Plas Glyn-y-Mel, including quadrant wall & gatepier to W service court is a Grade II* listed building in the Pembrokeshire local planning authority area, Wales. First listed on 24 November 1978. A C20 Country house.
Plas Glyn-y-Mel, including quadrant wall & gatepier to W service court
- WRENN ID
- blind-roof-sable
- Grade
- II*
- Local Planning Authority
- Pembrokeshire
- Country
- Wales
- Date first listed
- 24 November 1978
- Type
- Country house
- Source
- Cadw listing
Description
Plas Glyn-y-Mel is a country house, likely dating from the 18th century, constructed of rubble stone and originally roughcast, with a slate hipped roof. Two rendered ridge stacks are located on the front roof, and another on the north-east end. The main south front presents a tall, three-storey facade with three windows, raised on a full basement. The overhanging eaves feature Greek Doric flat mutules. The front is cemented to conceal the red brick window surrounds. A second-floor or attic storey includes paired casements to either side and an unusual, pivot-hinged traceried oval light in the centre. The first floor has plain, early 20th-century four-pane sash windows, with a tripartite sash window of four-twelve-four panes and a small fanlight above, forming a simplified Palladian composition. The ground floor displays larger four-pane sashes to either side of a broad doorway, which is set within a later, columned porch. The porch appears to have been added, as a large fanlight is just visible above its flat roof, replacing a wooden pedimented porch shown in a sketch of 1825. The porch is accessed by a substantial stone double staircase of eleven steps on each side, with wrought iron balustrades. A broad doorway accommodates half-glazed panelled double doors and side lights. Basement windows with four panes are set in shallow niches with semi-elliptical heads, located on either side of the steps.
A quadrant wall extends to a surviving, large, battlemented gatepier built around a rough stone monolith, forming a service court to the west of the house. Behind this is a convex-curved whitewashed rubble outbuilding with a grouted lean-to roof, featuring two two-light shuttered windows and a board door.
The west side of the main house has a two-window range, with four-pane sashes to the left, a nine-pane attic sash in the centre, and a twelve-pane sash on the main floors. A basement door is situated between two windows to the left, and an added hipped projection with a further lean-to is located to the right of the centre. The lean-to contains a door and a sixteen-pane sash.
The east side of the house is rendered and includes a 20th-century conservatory and, on each floor, large, late 19th-century four-pane sashes, as well as nine-pane sashes to the attic.
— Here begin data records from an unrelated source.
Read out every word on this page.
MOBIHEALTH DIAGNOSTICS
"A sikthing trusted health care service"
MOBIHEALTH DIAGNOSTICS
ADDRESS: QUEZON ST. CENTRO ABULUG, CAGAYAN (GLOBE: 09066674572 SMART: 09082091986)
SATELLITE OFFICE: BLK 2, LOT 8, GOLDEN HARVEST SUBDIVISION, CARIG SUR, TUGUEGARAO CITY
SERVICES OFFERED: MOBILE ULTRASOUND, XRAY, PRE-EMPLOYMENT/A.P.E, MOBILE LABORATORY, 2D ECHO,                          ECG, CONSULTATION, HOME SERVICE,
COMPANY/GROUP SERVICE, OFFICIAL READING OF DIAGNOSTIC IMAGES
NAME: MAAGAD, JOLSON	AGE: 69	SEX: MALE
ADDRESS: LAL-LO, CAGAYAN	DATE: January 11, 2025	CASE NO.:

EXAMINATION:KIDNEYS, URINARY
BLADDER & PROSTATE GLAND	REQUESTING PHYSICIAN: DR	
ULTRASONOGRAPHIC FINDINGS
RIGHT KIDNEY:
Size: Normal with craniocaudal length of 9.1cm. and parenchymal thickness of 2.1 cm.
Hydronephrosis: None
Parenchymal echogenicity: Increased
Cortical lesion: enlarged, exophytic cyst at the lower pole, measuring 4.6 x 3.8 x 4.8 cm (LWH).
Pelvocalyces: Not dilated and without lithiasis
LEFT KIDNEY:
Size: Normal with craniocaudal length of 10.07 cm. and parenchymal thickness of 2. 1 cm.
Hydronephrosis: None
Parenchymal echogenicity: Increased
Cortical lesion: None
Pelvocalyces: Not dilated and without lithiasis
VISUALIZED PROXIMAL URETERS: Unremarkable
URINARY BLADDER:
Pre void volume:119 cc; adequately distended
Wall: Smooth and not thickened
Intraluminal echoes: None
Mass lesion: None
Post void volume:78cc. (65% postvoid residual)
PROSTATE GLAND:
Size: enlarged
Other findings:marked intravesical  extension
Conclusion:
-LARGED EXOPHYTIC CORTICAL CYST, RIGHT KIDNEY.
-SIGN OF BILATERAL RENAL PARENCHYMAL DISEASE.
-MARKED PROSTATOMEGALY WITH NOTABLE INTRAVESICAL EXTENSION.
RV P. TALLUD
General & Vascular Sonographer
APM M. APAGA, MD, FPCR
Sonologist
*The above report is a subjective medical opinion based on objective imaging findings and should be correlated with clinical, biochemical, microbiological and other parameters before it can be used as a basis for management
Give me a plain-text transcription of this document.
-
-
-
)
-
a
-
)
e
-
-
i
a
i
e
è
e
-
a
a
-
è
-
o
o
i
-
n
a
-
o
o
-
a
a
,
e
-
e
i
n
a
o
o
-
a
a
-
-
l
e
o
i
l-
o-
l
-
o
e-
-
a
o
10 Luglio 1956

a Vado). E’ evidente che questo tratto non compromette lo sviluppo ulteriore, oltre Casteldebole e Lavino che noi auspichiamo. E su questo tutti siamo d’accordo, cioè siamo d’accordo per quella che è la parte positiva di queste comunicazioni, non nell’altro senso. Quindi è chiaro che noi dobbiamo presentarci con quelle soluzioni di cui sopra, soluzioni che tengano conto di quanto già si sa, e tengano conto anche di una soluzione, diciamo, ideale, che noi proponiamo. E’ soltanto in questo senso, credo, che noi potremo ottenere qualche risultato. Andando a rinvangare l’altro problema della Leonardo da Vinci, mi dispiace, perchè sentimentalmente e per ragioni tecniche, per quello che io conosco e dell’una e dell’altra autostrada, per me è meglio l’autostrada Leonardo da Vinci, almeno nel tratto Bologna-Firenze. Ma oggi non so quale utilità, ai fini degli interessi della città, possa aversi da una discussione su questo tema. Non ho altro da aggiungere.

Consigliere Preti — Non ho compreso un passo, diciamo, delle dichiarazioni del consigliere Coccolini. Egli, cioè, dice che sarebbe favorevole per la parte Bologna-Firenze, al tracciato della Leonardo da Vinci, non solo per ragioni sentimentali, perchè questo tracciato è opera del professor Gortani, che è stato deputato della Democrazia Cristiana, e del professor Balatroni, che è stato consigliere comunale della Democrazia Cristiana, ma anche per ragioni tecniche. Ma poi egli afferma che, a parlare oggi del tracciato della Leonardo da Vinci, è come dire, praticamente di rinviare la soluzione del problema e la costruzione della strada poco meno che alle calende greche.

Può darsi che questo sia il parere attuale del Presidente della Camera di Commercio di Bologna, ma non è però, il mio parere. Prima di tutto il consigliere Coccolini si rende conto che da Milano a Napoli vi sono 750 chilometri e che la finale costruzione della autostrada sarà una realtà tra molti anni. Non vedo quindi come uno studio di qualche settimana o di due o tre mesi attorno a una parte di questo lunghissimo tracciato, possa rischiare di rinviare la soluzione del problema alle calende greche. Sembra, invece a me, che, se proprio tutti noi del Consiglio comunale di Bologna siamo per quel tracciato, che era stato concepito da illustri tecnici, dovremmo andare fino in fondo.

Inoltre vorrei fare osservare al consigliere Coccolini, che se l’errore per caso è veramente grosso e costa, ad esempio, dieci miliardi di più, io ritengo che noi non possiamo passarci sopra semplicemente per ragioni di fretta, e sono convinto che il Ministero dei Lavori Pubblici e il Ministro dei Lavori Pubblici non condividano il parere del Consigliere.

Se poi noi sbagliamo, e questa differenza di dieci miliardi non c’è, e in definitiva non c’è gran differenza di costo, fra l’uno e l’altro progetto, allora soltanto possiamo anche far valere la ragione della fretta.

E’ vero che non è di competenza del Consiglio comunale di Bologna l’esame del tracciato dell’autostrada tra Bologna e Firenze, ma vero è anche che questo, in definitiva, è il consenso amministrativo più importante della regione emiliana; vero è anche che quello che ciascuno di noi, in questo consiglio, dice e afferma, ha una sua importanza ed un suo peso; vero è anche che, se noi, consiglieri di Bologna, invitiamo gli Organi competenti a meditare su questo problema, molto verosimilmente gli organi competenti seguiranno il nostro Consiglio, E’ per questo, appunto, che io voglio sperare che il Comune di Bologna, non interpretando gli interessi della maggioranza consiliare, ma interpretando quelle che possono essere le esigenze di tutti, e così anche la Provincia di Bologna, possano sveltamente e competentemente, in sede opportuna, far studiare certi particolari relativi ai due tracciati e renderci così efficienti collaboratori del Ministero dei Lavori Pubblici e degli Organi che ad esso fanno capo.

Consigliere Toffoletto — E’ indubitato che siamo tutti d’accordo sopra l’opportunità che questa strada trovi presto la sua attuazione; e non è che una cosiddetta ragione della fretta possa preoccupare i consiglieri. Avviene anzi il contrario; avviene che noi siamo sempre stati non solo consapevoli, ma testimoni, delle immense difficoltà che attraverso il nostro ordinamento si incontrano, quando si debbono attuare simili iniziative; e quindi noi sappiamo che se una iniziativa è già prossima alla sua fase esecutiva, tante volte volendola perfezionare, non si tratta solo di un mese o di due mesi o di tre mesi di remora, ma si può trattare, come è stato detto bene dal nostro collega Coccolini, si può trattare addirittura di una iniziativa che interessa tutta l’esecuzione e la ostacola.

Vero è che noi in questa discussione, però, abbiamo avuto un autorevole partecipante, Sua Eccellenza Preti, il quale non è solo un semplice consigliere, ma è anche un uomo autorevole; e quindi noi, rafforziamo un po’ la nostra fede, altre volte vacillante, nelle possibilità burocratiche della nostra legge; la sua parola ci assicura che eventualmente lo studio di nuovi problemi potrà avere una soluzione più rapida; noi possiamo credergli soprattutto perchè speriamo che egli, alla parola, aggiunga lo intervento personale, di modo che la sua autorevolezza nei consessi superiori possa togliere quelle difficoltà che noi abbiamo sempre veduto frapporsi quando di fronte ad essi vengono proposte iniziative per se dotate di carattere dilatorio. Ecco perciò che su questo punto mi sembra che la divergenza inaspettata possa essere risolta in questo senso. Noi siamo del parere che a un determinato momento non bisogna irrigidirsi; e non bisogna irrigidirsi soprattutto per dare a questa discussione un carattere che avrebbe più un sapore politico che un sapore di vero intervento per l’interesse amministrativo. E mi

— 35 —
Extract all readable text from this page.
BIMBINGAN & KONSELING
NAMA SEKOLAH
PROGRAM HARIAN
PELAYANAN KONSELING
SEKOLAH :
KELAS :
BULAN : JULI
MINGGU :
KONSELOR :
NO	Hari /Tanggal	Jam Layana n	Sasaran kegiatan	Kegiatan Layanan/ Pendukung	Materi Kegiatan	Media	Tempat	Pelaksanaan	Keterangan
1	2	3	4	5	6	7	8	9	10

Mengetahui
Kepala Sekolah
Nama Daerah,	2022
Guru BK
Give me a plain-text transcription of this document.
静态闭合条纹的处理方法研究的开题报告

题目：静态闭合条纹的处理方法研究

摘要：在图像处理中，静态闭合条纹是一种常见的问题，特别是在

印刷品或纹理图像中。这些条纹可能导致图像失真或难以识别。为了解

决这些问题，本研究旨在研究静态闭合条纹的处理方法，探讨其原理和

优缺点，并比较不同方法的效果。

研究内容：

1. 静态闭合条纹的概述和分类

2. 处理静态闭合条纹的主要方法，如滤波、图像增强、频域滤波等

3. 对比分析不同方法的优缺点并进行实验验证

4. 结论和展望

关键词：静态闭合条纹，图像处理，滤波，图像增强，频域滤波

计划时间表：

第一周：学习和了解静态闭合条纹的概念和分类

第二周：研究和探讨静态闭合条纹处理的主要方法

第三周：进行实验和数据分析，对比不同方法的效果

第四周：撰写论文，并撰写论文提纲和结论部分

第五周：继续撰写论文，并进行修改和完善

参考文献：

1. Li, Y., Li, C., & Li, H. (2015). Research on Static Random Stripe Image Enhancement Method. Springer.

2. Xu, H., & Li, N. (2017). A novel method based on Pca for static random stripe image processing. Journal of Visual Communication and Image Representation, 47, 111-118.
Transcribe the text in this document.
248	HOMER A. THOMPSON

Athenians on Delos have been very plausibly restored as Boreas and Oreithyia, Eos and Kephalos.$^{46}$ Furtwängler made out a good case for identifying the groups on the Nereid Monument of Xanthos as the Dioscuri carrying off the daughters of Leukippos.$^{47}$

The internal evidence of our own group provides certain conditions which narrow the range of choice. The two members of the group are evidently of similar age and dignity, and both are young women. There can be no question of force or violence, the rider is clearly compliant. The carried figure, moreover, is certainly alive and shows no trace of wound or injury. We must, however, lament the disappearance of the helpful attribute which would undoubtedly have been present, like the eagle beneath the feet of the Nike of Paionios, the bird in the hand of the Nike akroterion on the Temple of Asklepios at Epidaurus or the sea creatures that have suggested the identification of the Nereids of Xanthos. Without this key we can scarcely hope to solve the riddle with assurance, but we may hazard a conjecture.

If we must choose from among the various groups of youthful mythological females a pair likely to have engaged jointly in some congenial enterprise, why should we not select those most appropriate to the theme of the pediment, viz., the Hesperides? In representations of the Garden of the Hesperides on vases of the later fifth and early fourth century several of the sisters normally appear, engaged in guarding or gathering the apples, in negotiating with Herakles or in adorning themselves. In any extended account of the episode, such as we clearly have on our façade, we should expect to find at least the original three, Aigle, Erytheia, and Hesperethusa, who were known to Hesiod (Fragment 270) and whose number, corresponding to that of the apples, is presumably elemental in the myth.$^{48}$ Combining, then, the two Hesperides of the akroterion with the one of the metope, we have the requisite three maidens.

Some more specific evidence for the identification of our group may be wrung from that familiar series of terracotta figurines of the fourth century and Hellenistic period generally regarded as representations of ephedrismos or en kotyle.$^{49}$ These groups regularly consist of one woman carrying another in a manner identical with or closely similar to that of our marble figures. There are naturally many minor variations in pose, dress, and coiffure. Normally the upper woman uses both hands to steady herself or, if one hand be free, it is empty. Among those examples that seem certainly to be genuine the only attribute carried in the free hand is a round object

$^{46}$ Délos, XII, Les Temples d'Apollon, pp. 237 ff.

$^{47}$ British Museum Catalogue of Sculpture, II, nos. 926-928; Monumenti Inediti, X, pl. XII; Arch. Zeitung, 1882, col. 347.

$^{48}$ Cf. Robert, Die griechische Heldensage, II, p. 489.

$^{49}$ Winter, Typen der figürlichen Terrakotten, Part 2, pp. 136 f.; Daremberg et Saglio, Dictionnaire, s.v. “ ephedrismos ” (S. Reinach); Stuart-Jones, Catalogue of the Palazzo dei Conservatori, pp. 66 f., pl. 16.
The interior is distinguished by a square entrance hall, screened by a three-bay Roman Doric colonnade, from an axial passage and a central rear staircase. The hall contains a 19th-century marble fireplace. The basement is accessed via a dog-leg staircase, which was possibly renewed in the 1920s. The main staircase may have originally had a double lower flight, as matching arches with square pilasters are present on either side of the return flight, though only the stair rising to the left remains, featuring a ramped rail with unusually scrolled ends on a slope and scrolled tread ends. The axial passage leads to the principal rooms. To the left, paired doors lead to two west-facing rooms, separated by a pilaster. The front left room showcases a leaf cornice with guilloche moulding, a shallow Adamesque sideboard recess with pilasters, and a 1920s fireplace, with six-panel doors throughout. The rear left room is simpler, with a six-panel door, shutters, and a plain cornice. On the right, double five-panel doors lead to a large room which was likely altered in the early 20th century with an altered fireplace. This room also features a simple cornice.